Friday, March 01, 2013

Giving the Skin Off My Back

For very personal reasons, this picture on the right instantly captured my interest like few others ever have. The personal reasons are that I once looked like this, or something close to it. Let me explain.

On more than one occasion in my career, I've worked on developing medical adhesives. The difficulty in developing them is that they end up on human skin, which is very, very different than other "standardized" surfaces such as the various metals or plastics available, something I've discussed in more detail in the past. Just one important difference is that the peel tests measure the force not only of removing the adhesive from the skin but also the force required to deform the skin. Initially you test the adhesives on those artificial surfaces, but ultimately you need to move to human skin. That means you need a volunteer, and I certainly wasn't going to expose someone to something that I wouldn't test on myself. So it was off with the shirt to expose my rippling six-pack abs, no...my bulging python arms no...the pasty white skin on my back. The back was the preferred substrate for testing since it was large and relatively flat (the measure peel strength of an adhesive will vary with the peel angle, so a flat surface is important for maintaining a constant peel angle). Someone would stick the pieces of tape to my back in parallel lines on both sides of my spine, with the tapes running perpendicular to the spine. As you would expect during development, there were multiple iterations in the formulations. Some weren't sticky enough while others were more than a bit too aggressive, which means that I have literally given "the skin off my back" in order to please clients. (How many other chemists can say that?) [*]
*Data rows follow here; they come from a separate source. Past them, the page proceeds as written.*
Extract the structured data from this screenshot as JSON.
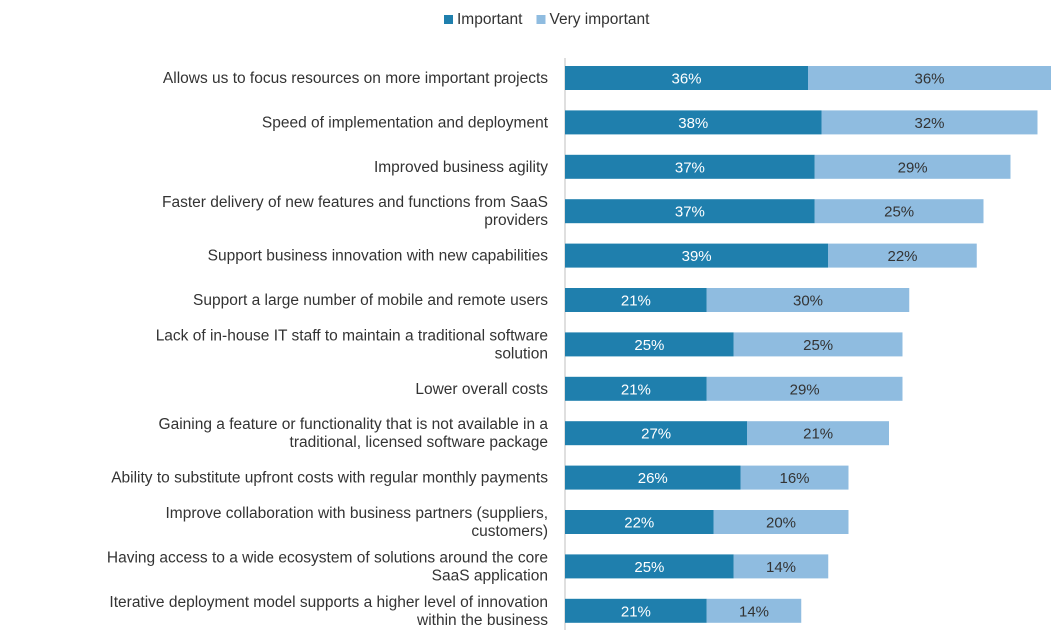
{
  "chart_data": {
    "type": "bar",
    "orientation": "horizontal",
    "stacked": true,
    "categories": [
      [
        "Allows us to focus resources on more important projects"
      ],
      [
        "Speed of implementation and deployment"
      ],
      [
        "Improved business agility"
      ],
      [
        "Faster delivery of new features and functions from SaaS",
        "providers"
      ],
      [
        "Support business innovation with new capabilities"
      ],
      [
        "Support a large number of mobile and remote users"
      ],
      [
        "Lack of in-house IT staff to maintain a traditional software",
        "solution"
      ],
      [
        "Lower overall costs"
      ],
      [
        "Gaining a feature or functionality that is not available in a",
        "traditional, licensed software package"
      ],
      [
        "Ability to substitute upfront costs with regular monthly payments"
      ],
      [
        "Improve collaboration with business partners (suppliers,",
        "customers)"
      ],
      [
        "Having access to a wide ecosystem of solutions around the core",
        "SaaS application"
      ],
      [
        "Iterative deployment model supports a higher level of innovation",
        "within the business"
      ]
    ],
    "series": [
      {
        "name": "Important",
        "color": "#1f7fad",
        "values": [
          36,
          38,
          37,
          37,
          39,
          21,
          25,
          21,
          27,
          26,
          22,
          25,
          21
        ]
      },
      {
        "name": "Very important",
        "color": "#8fbce0",
        "values": [
          36,
          32,
          29,
          25,
          22,
          30,
          25,
          29,
          21,
          16,
          20,
          14,
          14
        ]
      }
    ],
    "data_labels": [
      [
        "36%",
        "38%",
        "37%",
        "37%",
        "39%",
        "21%",
        "25%",
        "21%",
        "27%",
        "26%",
        "22%",
        "25%",
        "21%"
      ],
      [
        "36%",
        "32%",
        "29%",
        "25%",
        "22%",
        "30%",
        "25%",
        "29%",
        "21%",
        "16%",
        "20%",
        "14%",
        "14%"
      ]
    ],
    "legend_position": "top-center",
    "grid": false,
    "xlim": [
      0,
      72
    ]
  }
}
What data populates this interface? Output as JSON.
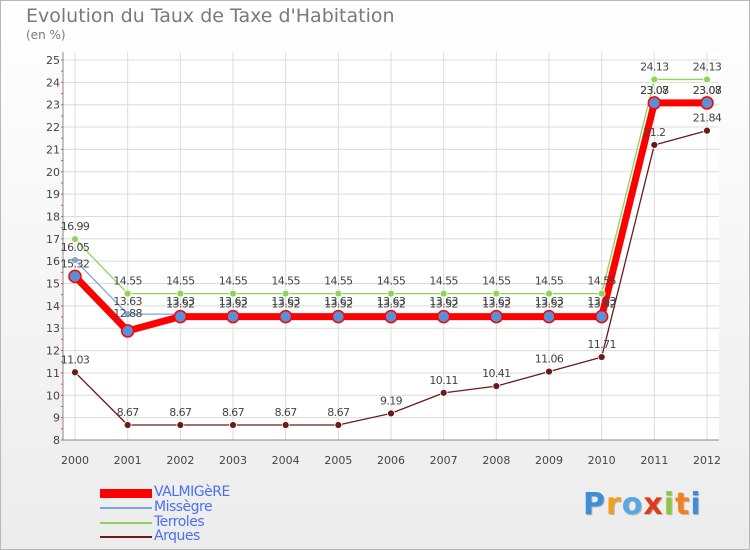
{
  "chart_data": {
    "type": "line",
    "title": "Evolution du Taux de Taxe d'Habitation",
    "subtitle": "(en %)",
    "xlabel": "",
    "ylabel": "",
    "ylim": [
      8,
      25
    ],
    "y_ticks": [
      8,
      9,
      10,
      11,
      12,
      13,
      14,
      15,
      16,
      17,
      18,
      19,
      20,
      21,
      22,
      23,
      24,
      25
    ],
    "x": [
      "2000",
      "2001",
      "2002",
      "2003",
      "2004",
      "2005",
      "2006",
      "2007",
      "2008",
      "2009",
      "2010",
      "2011",
      "2012"
    ],
    "grid": true,
    "legend_position": "bottom-left",
    "series": [
      {
        "name": "Terroles",
        "color": "#8fd45a",
        "values": [
          16.99,
          14.55,
          14.55,
          14.55,
          14.55,
          14.55,
          14.55,
          14.55,
          14.55,
          14.55,
          14.55,
          24.13,
          24.13
        ],
        "labels": [
          "16.99",
          "14.55",
          "14.55",
          "14.55",
          "14.55",
          "14.55",
          "14.55",
          "14.55",
          "14.55",
          "14.55",
          "14.55",
          "24.13",
          "24.13"
        ]
      },
      {
        "name": "Missègre",
        "color": "#7aa6d8",
        "values": [
          16.05,
          13.63,
          13.63,
          13.63,
          13.63,
          13.63,
          13.63,
          13.63,
          13.63,
          13.63,
          13.63,
          23.07,
          23.07
        ],
        "labels": [
          "16.05",
          "13.63",
          "13.63",
          "13.63",
          "13.63",
          "13.63",
          "13.63",
          "13.63",
          "13.63",
          "13.63",
          "13.63",
          "23.07",
          "23.07"
        ]
      },
      {
        "name": "VALMIGèRE",
        "color": "#ff0000",
        "values": [
          15.32,
          12.88,
          13.52,
          13.52,
          13.52,
          13.52,
          13.52,
          13.52,
          13.52,
          13.52,
          13.52,
          23.08,
          23.08
        ],
        "labels": [
          "15.32",
          "12.88",
          "13.52",
          "13.52",
          "13.52",
          "13.52",
          "13.52",
          "13.52",
          "13.52",
          "13.52",
          "13.52",
          "23.08",
          "23.08"
        ]
      },
      {
        "name": "Arques",
        "color": "#6b1a1a",
        "values": [
          11.03,
          8.67,
          8.67,
          8.67,
          8.67,
          8.67,
          9.19,
          10.11,
          10.41,
          11.06,
          11.71,
          21.2,
          21.84
        ],
        "labels": [
          "11.03",
          "8.67",
          "8.67",
          "8.67",
          "8.67",
          "8.67",
          "9.19",
          "10.11",
          "10.41",
          "11.06",
          "11.71",
          "21.2",
          "21.84"
        ]
      }
    ]
  },
  "legend": {
    "items": [
      {
        "label": "VALMIGèRE",
        "color": "#ff0000"
      },
      {
        "label": "Missègre",
        "color": "#7aa6d8"
      },
      {
        "label": "Terroles",
        "color": "#8fd45a"
      },
      {
        "label": "Arques",
        "color": "#6b1a1a"
      }
    ]
  },
  "logo": {
    "letters": [
      "P",
      "r",
      "o",
      "x",
      "i",
      "t",
      "i"
    ],
    "colors": [
      "#3d8fd6",
      "#f0a020",
      "#5aa8e0",
      "#e03c1c",
      "#8cc63f",
      "#f08020",
      "#3d8fd6"
    ]
  }
}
The picture and the research were an embarrassing wake-up call to me as I never knew skin was mechanically anisotropic in the planar direction. Skin in under anisotropic tension are caused by the orientation of the underlying collagen fibers. This anisotropy could have a large impact on measured adhesion values if the principal directions varied inconsistently with the direction of the tape. So now you may see why that picture was so captivating. The researchers were not only measuring the tensile strength of the skin, but also at different orientations. The underlying dashed lines in the picture are Langer lines, which are believed to indicate lines of tension in the skin. Langer originally discovered them indirectly 150 years ago but cutting circular holes in the skin and noticing that they deformed into ellipses. The point of this latest research was to pull ASTM dogbones to directly measure the mechanical anisotropy and see if in fact the Langer lines are correct. Not surprisingly, the researchers found that in fact the tensile properties of the skin are consistent with the Langer lines. And fortunately the lines run perpendicular to the spine, meaning that all that back-testing data is just fine. Wheeew.


[*] Some of the adhesives also ended up on EKG electrodes, which meant that I would be wearing some of those buggers on my chest. My wife used to joke that if I ever had a heart attack, the EMT's would be shocked to cut open my shirt only to find that I was "pre-wired" and ready to go.

1 comment:

AB said...

Interesting article. Came across this blog for the first time and found it really interesting. I am a polymer engineering student from India and hope to regularly interact with you.